If that possession with DeMar had gone differently, if he had been able to drive down the baseline, draw some defenders and find Forbes open for a game tying three at the elbow, then maybe we would all feel a little better about the direction the Spurs were heading in. Maybe they would’ve gone to overtime and maybe they would’ve pulled out a win. It wouldn’t really have changed things though. The game was still the game and the Spurs are still trying to work things out.

That being said, if the Spurs could manage to log a win here pretty soon I’d really appreciate it.


  • Until it stops being true, I might just start having to copy and paste the stat about how the Spurs have only won one game this year in which LaMarcus Aldridge has scored less than 20 points. We knew this before the season, but the biggest challenge facing the Spurs coaching staff right now is figuring out a way for DeRozan and Aldridge to both have big offensive nights. They tried feeding Aldridge the ball a lot early to get him going, but that’s not going to be the answer long term. Those two can’t just come down the court and alternate possessions. There has to be a flow to the offense and, even when the offense does roar to life like it did at times in this game, Aldridge continues to look more like a fancy utility part instead of a key cog in the machine. I don’t think it’s hyperbole to say that this is the most important problem facing the Spurs right now and whether or not they can fix it has implications far beyond this current season.
  • The killer 4th quarter turnover aside, DeMar was amazing tonight. He really just makes offense out of nothing by probing the defense, finding holes and generally creating chaos for the other team. I hate that that it seems to be happening more an more recently, but it is sort of exhilarating when the Spurs start to fall behind and he puts on his action movie glasses, says a cool catchphrase, and just takes the team on his motorcycle and rides them out through the raging inferno to safety. I worry about a lot of things with this Spurs team, but it’s comforting that we have at least one constant. DeMar DeRozan is going to get buckets or die trying.

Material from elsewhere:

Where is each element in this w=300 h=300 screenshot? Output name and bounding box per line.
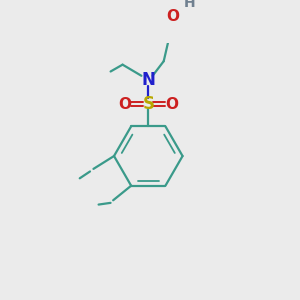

  • Was there any doubt when the ball went to Lou Williams with the game tied in the fourth that he was going to drain it? Everyone in the building knew exactly how that play was going to turn out and it was still terrible to watch. Poor Bryn Forbes actually did a decent job on him, doing everything in his power to stop the inevitable other than magically growing his arms out a foot longer. Lou Williams is a lot of fun and I’m excited to watch him more when he’s not dumping cold water on the hopes of my favorite team
  • I was in attendance for this game and this is going to sound crazy, but I’m 95% sure the outcome may have been lost because of a Chick-Fil-A promotion. The Clippers do this thing where if an opposing player misses two consecutive free throws in the 4th quarter then everyone in attendance get’s a free Chick-Fil-A sandwich. In spite of this being a pretty amazing game, the home crowd had honestly been fairly lukewarm the whole night. The cheers were pretty mellow and no one seemed particularly locked in to what was happening on the court. Then they announced this stupid promotion and, I promise you, it was like someone lit a fire. With about eight minutes left, DeMar went to the foul line and I was feeling pretty confidant because he’s easily the best free throw shooter on the team, but the crowd was in a frenzy. They have the Chick-Fil-A cow mascots out on the baseline, the fans are slamming away with their blue thunder sticks, and people are just going wild. I know this sounds silly, but this chaotic change in tone was legitimately pretty unsettling. DeMar bricked the first free throw. Now all of a sudden it’s my turn to sweat. No way he misses two right? The noise is building and it’s as loud as it’s been all night. I’m nervous but confidant because, again, this is DeMar’s specialty and he’s been on fire. I say to myself, “The city of Los Angeles is going to have to buy it’s own chicken sandwiches tomorrow.” Then his shot clangs of the side of the rim and the place just erupts. I thought they were going to drop streamers or something. From that moment on, it felt like a playoff atmosphere inside the Staples Center. People were loud and standing up and engaged with the action, almost like someone had flipped a switch. It was crazy. Those free throws would’ve made it a one possession game and, more importantly, ruined the home crowd’s chances for a free lunch. It’s easy to focus on DeMar’s turnover in the final seconds, but these foul shots were probably the biggest missed opportunity to really put a dagger in the hearts of the Clippers and their fans. Extremely disappointing stuff.